Huffman coding produces an optimal set of prefix-free codewords in the sense that no other discrete symbol-by-symbol representation yields a shorter average length. For example, in the sampled voice signal of Figure 3.11(a) , the sample probabilities shown in Figure 3.11(b) yield an entropy of 2.25 bits/sample. The Huffman code set in Figure 3.12 produces an average code length of 2.28 bits/sample—very close to the theoretical limit.

Figure 3.11. (a) Sample values for a sampled and quantized voice signal, and (b) the probability of each sample value occurring.
Figure 3.12. (a) Sample values for a sampled and quantized voice signal, and (b) the probability of each sample value occurring.

Arithmetic coding achieves even higher efficiency by avoiding the restriction that each symbol must be assigned an integer number of bits. Instead of encoding symbols individually, arithmetic coding represents an entire message as a sub-interval of the real number line between 0 and 1. As symbols are processed, this interval is progressively refined according to their probabilities. In the limit of long sequences, the average number of bits required per symbol can approach the source entropy arbitrarily closely, allowing arithmetic coding to match the entropy bound exactly.

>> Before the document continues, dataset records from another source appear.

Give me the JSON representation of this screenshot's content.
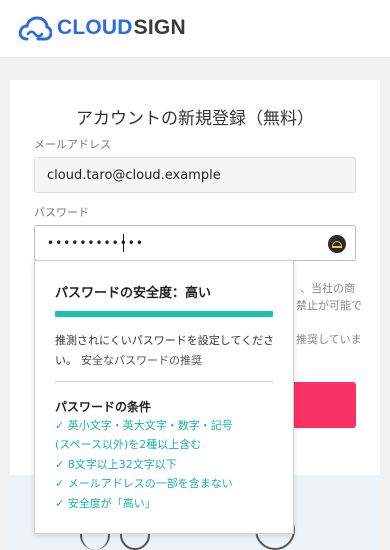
{
  "header": {
    "logo_cloud": "CLOUD",
    "logo_sign": "SIGN"
  },
  "form": {
    "title": "アカウントの新規登録（無料）",
    "email_label": "メールアドレス",
    "email_value": "cloud.taro@cloud.example",
    "password_label": "パスワード",
    "password_value": "••••••••••••"
  },
  "background_fragments": {
    "line1": "、当社の商",
    "line2": "禁止が可能で",
    "line3": "推奨していま"
  },
  "popover": {
    "strength_title": "パスワードの安全度：高い",
    "strength_level": 1.0,
    "description": "推測されにくいパスワードを設定してください。",
    "recommend_link": "安全なパスワードの推奨",
    "conditions_title": "パスワードの条件",
    "conditions": [
      "✓ 英小文字・英大文字・数字・記号",
      "(スペース以外)を2種以上含む",
      "✓ 8文字以上32文字以下",
      "✓ メールアドレスの一部を含まない",
      "✓ 安全度が「高い」"
    ]
  },
  "colors": {
    "brand": "#2d6cdf",
    "accent": "#f73163",
    "success": "#1cc0b0"
  }
}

In practice, arithmetic coding is computationally more complex than Huffman coding and is more sensitive to bit errors, since a single error can affect the decoding of all subsequent symbols. Despite this, its superior compression efficiency has made arithmetic coding the preferred entropy-coding method in many modern standards, including JPEG2000, H.264/AVC, HEVC (H.265), AV1, and advanced text-compression systems. In all cases, however, the mean number of bits per symbol cannot fall below the entropy bound established by Shannon.

Natural sources often exhibit significant correlation between successive symbols or samples. Predictive and transform coding techniques exploit this correlation to reduce redundancy before entropy coding is applied, thereby lowering the effective entropy of the signal and enabling further compression.